What the pass-through model actually means
The alternative to all of this is a transparent, pass-through PBM arrangement. In a pass-through model, the PBM's compensation is explicit and fixed: a flat administrative fee per member per month, fully disclosed upfront. The PBM passes through 100% of drug acquisition costs — exactly what the pharmacy was paid — and passes through 100% of rebates to the plan. No spread. No retained rebates. No hidden specialty margin.
Pass-through arrangements are essentially only available to self-funded employers, who have the contractual flexibility to negotiate directly with PBMs. Fully insured employers are locked into whatever pharmacy arrangement their carrier has negotiated — and carriers typically have their own PBM relationships structured around profitability, not transparency.
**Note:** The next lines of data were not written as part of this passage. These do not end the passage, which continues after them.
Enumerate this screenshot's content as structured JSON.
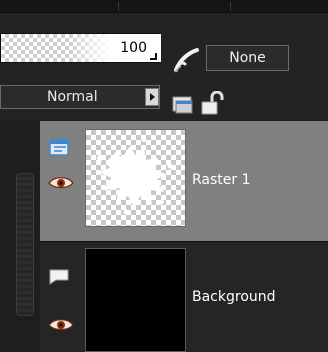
{
  "toolbar": {
    "opacity_value": "100",
    "link_mode": "None",
    "blend_mode": "Normal"
  },
  "icons": {
    "link": "link-brush-icon",
    "group": "layer-group-icon",
    "lock": "lock-icon",
    "visibility": "eye-icon"
  },
  "layers": [
    {
      "name": "Raster 1",
      "type": "raster",
      "selected": true
    },
    {
      "name": "Background",
      "type": "background",
      "selected": false
    }
  ],
  "colors": {
    "selected_row": "#808080",
    "accent_blue": "#3d88cc"
  }
}
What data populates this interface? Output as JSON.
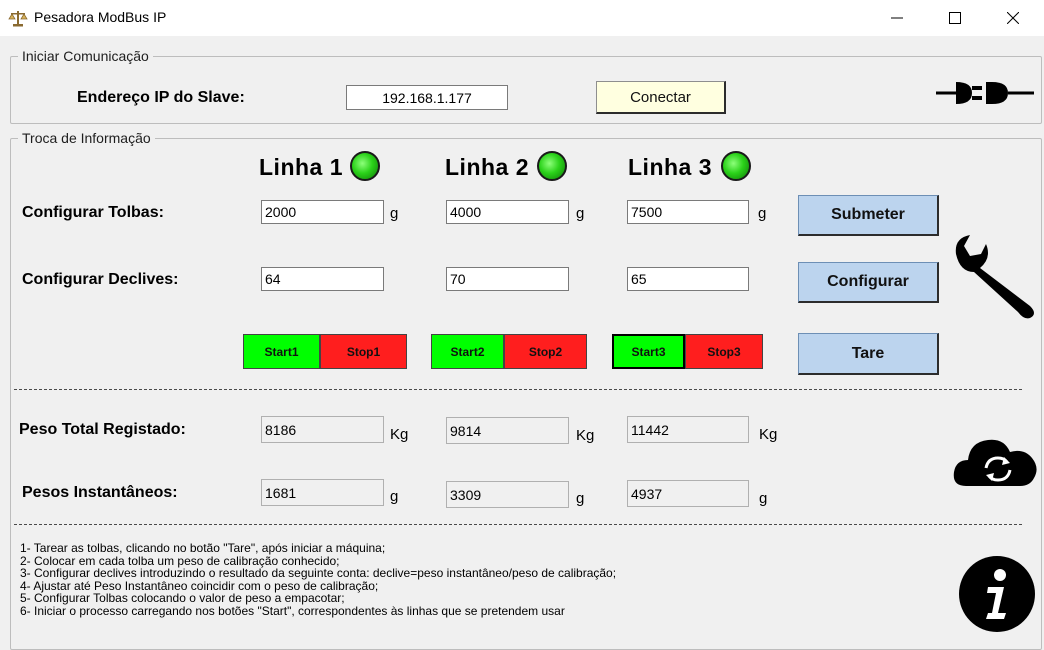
{
  "window": {
    "title": "Pesadora ModBus IP",
    "icons": [
      "scale-icon",
      "minimize-icon",
      "maximize-icon",
      "close-icon"
    ]
  },
  "comm": {
    "legend": "Iniciar Comunicação",
    "ip_label": "Endereço IP do Slave:",
    "ip_value": "192.168.1.177",
    "connect_label": "Conectar"
  },
  "exchange": {
    "legend": "Troca de Informação",
    "lines": [
      "Linha 1",
      "Linha 2",
      "Linha 3"
    ],
    "tolbas_label": "Configurar Tolbas:",
    "tolbas": [
      "2000",
      "4000",
      "7500"
    ],
    "tolbas_unit": "g",
    "declives_label": "Configurar Declives:",
    "declives": [
      "64",
      "70",
      "65"
    ],
    "submit_label": "Submeter",
    "configure_label": "Configurar",
    "tare_label": "Tare",
    "start_labels": [
      "Start1",
      "Start2",
      "Start3"
    ],
    "stop_labels": [
      "Stop1",
      "Stop2",
      "Stop3"
    ],
    "peso_total_label": "Peso Total Registado:",
    "peso_total": [
      "8186",
      "9814",
      "11442"
    ],
    "peso_total_unit": "Kg",
    "pesos_inst_label": "Pesos Instantâneos:",
    "pesos_inst": [
      "1681",
      "3309",
      "4937"
    ],
    "pesos_inst_unit": "g"
  },
  "instructions": [
    "1- Tarear as tolbas, clicando no botão \"Tare\", após iniciar a máquina;",
    "2- Colocar em cada tolba um peso de calibração conhecido;",
    "3- Configurar declives introduzindo o resultado da seguinte conta: declive=peso instantâneo/peso de calibração;",
    "4- Ajustar até Peso Instantâneo coincidir com o peso de calibração;",
    "5- Configurar Tolbas colocando o valor de peso a empacotar;",
    "6- Iniciar o processo carregando nos botões \"Start\", correspondentes às linhas que se pretendem usar"
  ],
  "colors": {
    "button_blue": "#bcd4ee",
    "start_green": "#00ff00",
    "stop_red": "#ff1e1e",
    "led_green": "#2bd21a",
    "connect_yellow": "#ffffe0"
  }
}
For a 300-employee employer spending $500,000 annually on pharmacy, moving to a pass-through PBM typically produces $80,000–$150,000 in year-one savings. The spread disappears. The rebates flow back to the plan. The specialty channel is competed rather than captive. That is a structural cost reduction that compounds every year.
How to assess your current situation
If you're currently fully insured, start by requesting your pharmacy claims data from your carrier or broker. Under ERISA, you have the right to this information. What you're looking for:
- Total pharmacy spend by drug category (generic, brand, specialty)
- Rebate amounts received by the plan (if any are passed through)
- Effective cost per claim vs. AWP (average wholesale price)
- Specialty pharmacy channel utilization
If your carrier or broker can't produce this data — or produces a report that shows only total spend without unit economics — that itself tells you something. Transparency starts with data access. If you don't have the data, you can't know what you're paying.
If you do have the data, benchmarking it against independent market norms will quickly reveal whether your plan is being priced at market or above it. In our experience, the majority of fully insured employers we evaluate have pharmacy economics that are meaningfully worse than what a transparent PBM arrangement would produce.
PBM reform starts with self-funding. It ends with a pass-through arrangement, competitive specialty pharmacy contracting, and active formulary management. Employers who do all three consistently see 25–40% reductions in pharmacy spend. The opportunity is there — but only if you can see the data and control the contract.